Neues Urhebervertragsrecht bringt Auskunftsrecht für AutorInnen

20.12.2016

Es war ein Aufgalopp zum Jahresende: Das neue Urhebervertragsgesetz (siehe Dateianhang mit den einzelnen Gesetzesänderungen und der Begründung derr Beschlussempfehlung) ist beschlossen - und die Verlegerbeteiligung ebenfalls. Am 15. Dezember 2016 hat der Bundestag alles durchgepeitscht. 

Ver.di Vizechef Frank Werneke zieht eine nüchterne Bilanz des neuen Urhebervertragsrechts: "Das neue Gesetz hilft den Kreativen kaum. Gewollt war ein Gesetz zur Stärkung der Urheberinnen und Urheber, doch davon ist wenig übrig geblieben", sagte der stellvertretende ver.di-Vorsitzende.

Kritisch bewertet ver.di die konkreten Regelungen zum Verbandsklagerecht für Gewerkschaften und Verbände, um stellvertretend für Mitglieder die Einhaltung von Vergütungsregeln vor Gericht zu erstreiten. "Leider konnten sich die Verwerter an vielen Stellen durchsetzen, so dass das Verbandsklagerecht auf ein Minimum beschränkt wird", sagte Werneke (siehe unten am Textende zum Verbandsklagerecht).

Mit Skepsis betrachtet Werneke auch, dass Urheberinnen und Urheber nach zehn Jahren ein Zweitverwertungsrecht bei pauschaler Vergütung erhalten. "Es besteht die Gefahr, dass damit Pauschalvergütungen hoffähig gemacht werden.

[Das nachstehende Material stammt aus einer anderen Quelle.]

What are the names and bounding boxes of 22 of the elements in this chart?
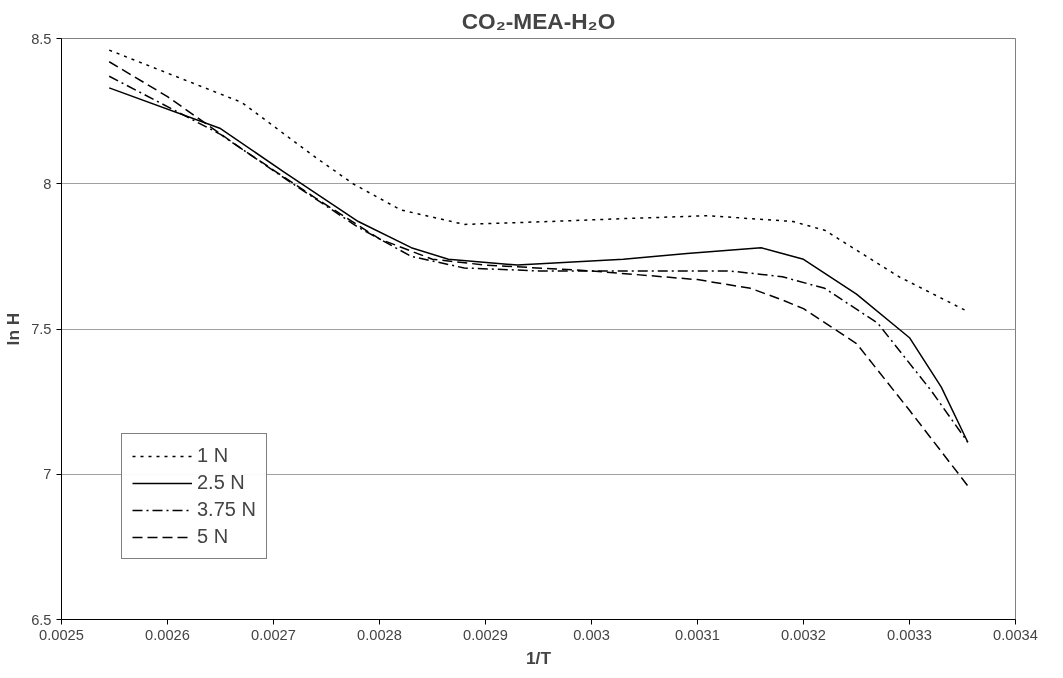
x-tick-label: 0.0033 bbox=[887, 626, 932, 643]
legend-label: 2.5 N bbox=[197, 471, 245, 494]
legend-label: 5 N bbox=[197, 525, 229, 548]
x-axis-title: 1/T bbox=[525, 647, 552, 668]
x-tick-label: 0.0029 bbox=[463, 626, 508, 643]
x-tick-label: 0.003 bbox=[573, 626, 610, 643]
y-tick-label: 8.5 bbox=[31, 30, 52, 47]
y-tick-label: 7 bbox=[43, 466, 52, 483]
chart-title: CO₂-MEA-H₂O bbox=[461, 7, 616, 34]
y-axis-title: ln H bbox=[3, 312, 24, 346]
x-tick-label: 0.0032 bbox=[781, 626, 826, 643]
y-tick-label: 7.5 bbox=[31, 321, 52, 337]
x-tick-label: 0.0031 bbox=[675, 626, 720, 643]
x-tick-label: 0.0027 bbox=[251, 626, 296, 643]
x-tick-label: 0.0025 bbox=[39, 626, 84, 643]
x-tick-label: 0.0026 bbox=[145, 626, 190, 643]
y-tick-label: 8 bbox=[43, 175, 52, 192]
legend-label: 3.75 N bbox=[197, 498, 256, 521]
y-tick-label: 6.5 bbox=[31, 611, 52, 628]
x-tick-label: 0.0034 bbox=[993, 626, 1038, 643]
legend-label: 1 N bbox=[197, 444, 229, 467]
x-tick-label: 0.0028 bbox=[357, 626, 402, 643]
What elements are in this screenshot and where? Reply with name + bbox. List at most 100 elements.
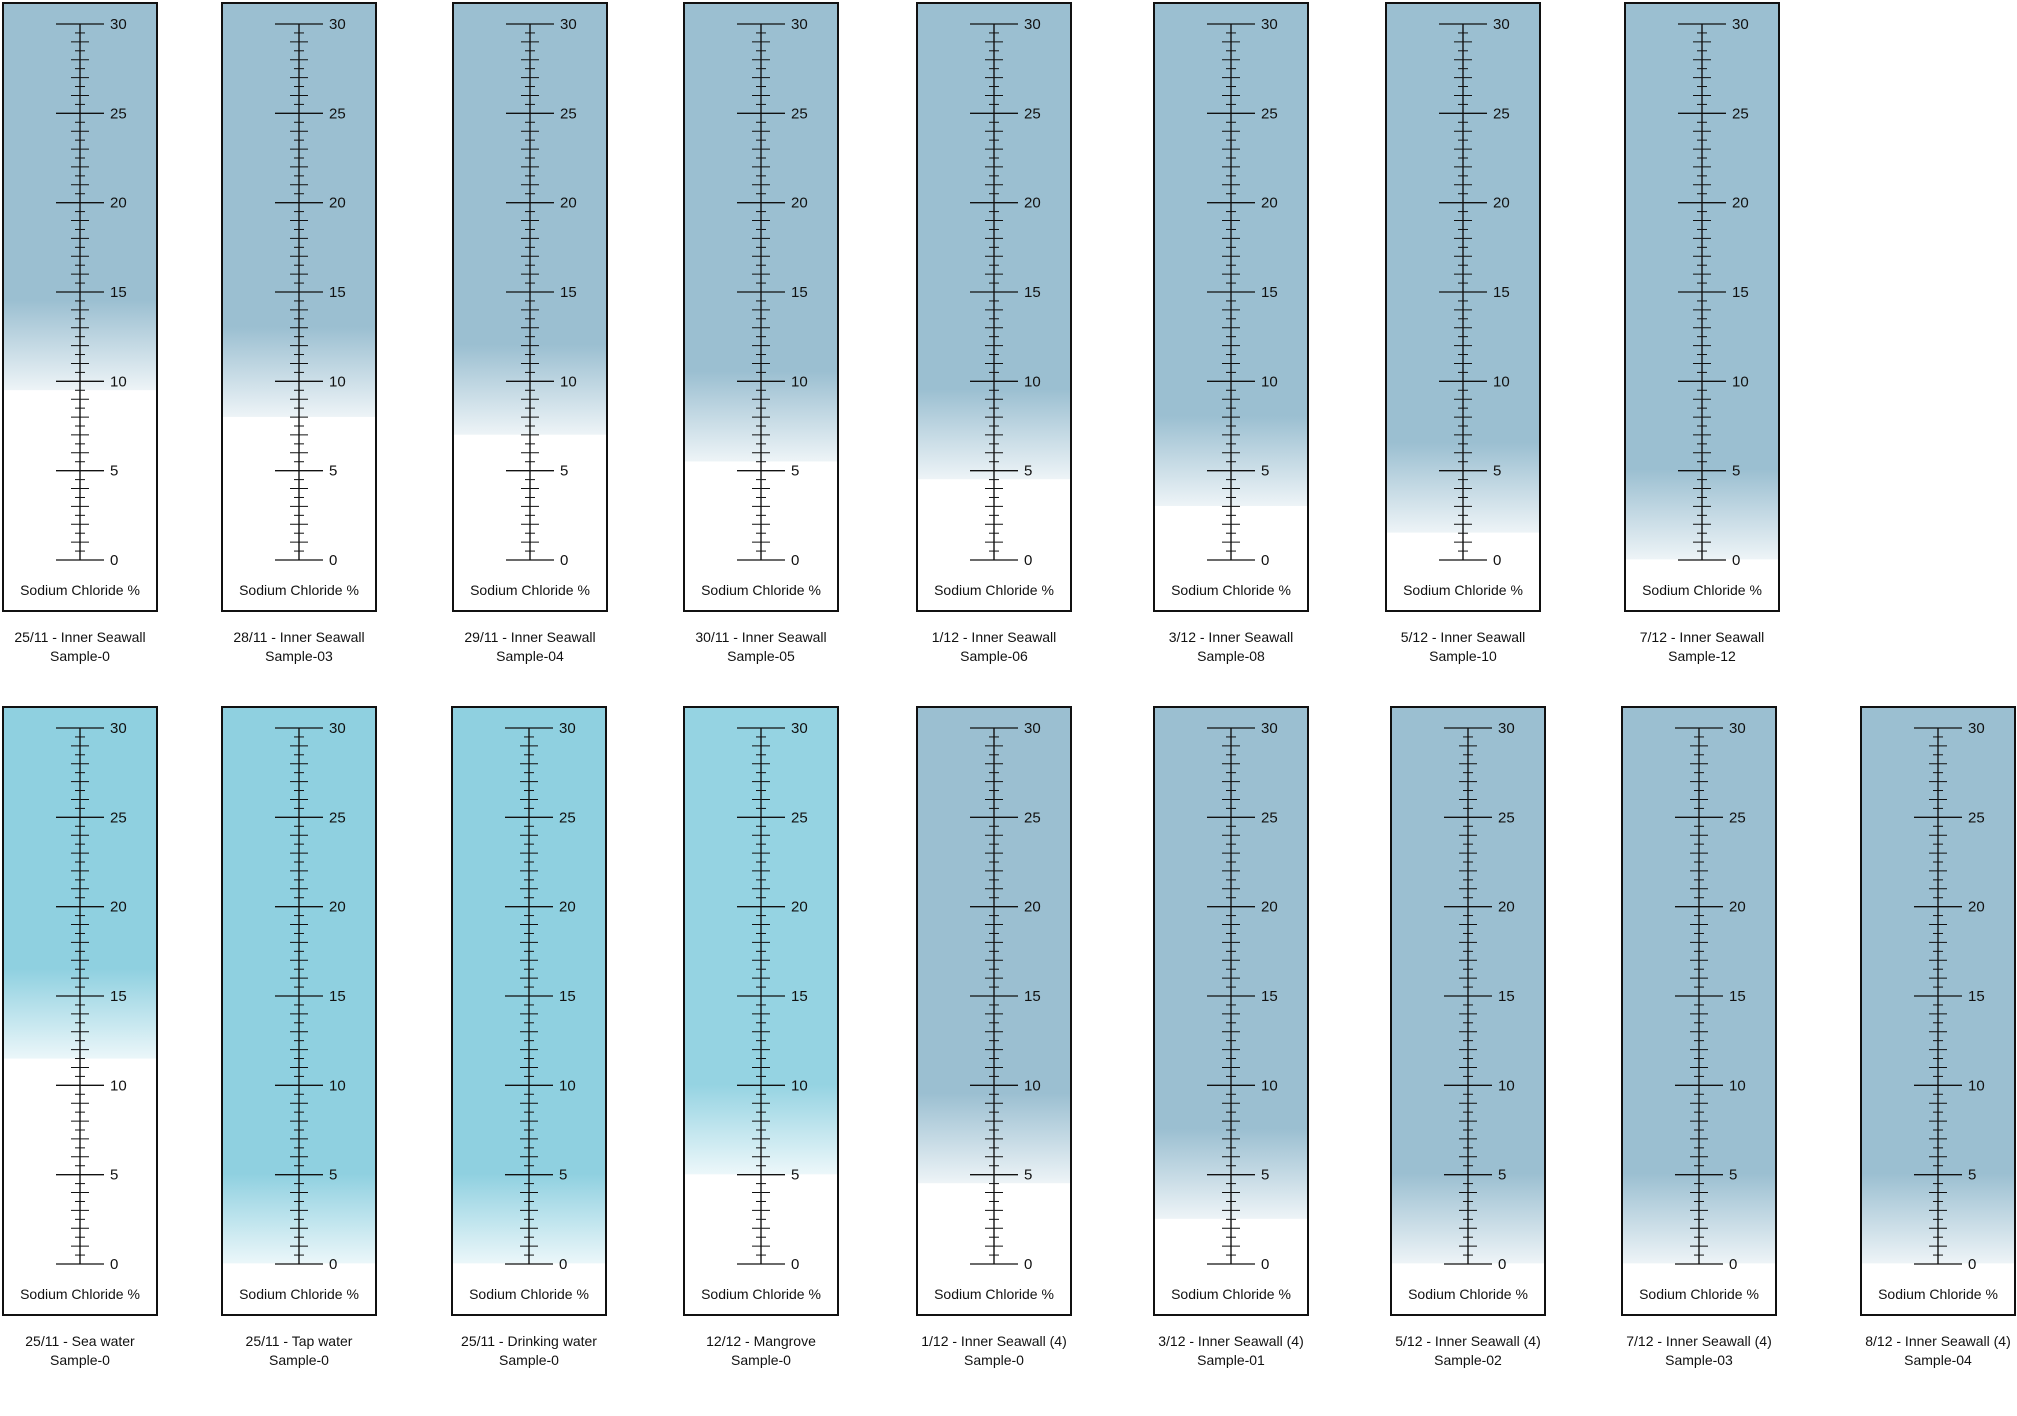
tick-label: 0 — [1261, 552, 1269, 569]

Stattdessen muss das Recht auf Zweitverwertung genutzt werden, um die in vielen Bereichen der Medien- und Kulturbranche üblichen Ewigkeitsverträge zurück zu drängen."

Positiv bewertet ver.di, dass Urheberinnen und Urheber sowie ausübende Künstlerinnen und Künstler künftig jährlich und ohne Anlass Auskunft über die Nutzung ihrer Werke verlangen dürfen. Der Auskunftsanspruch erstreckt sich, so eine Forderung von ver.di, auch auf bestimmende Teile der Lizenzkette.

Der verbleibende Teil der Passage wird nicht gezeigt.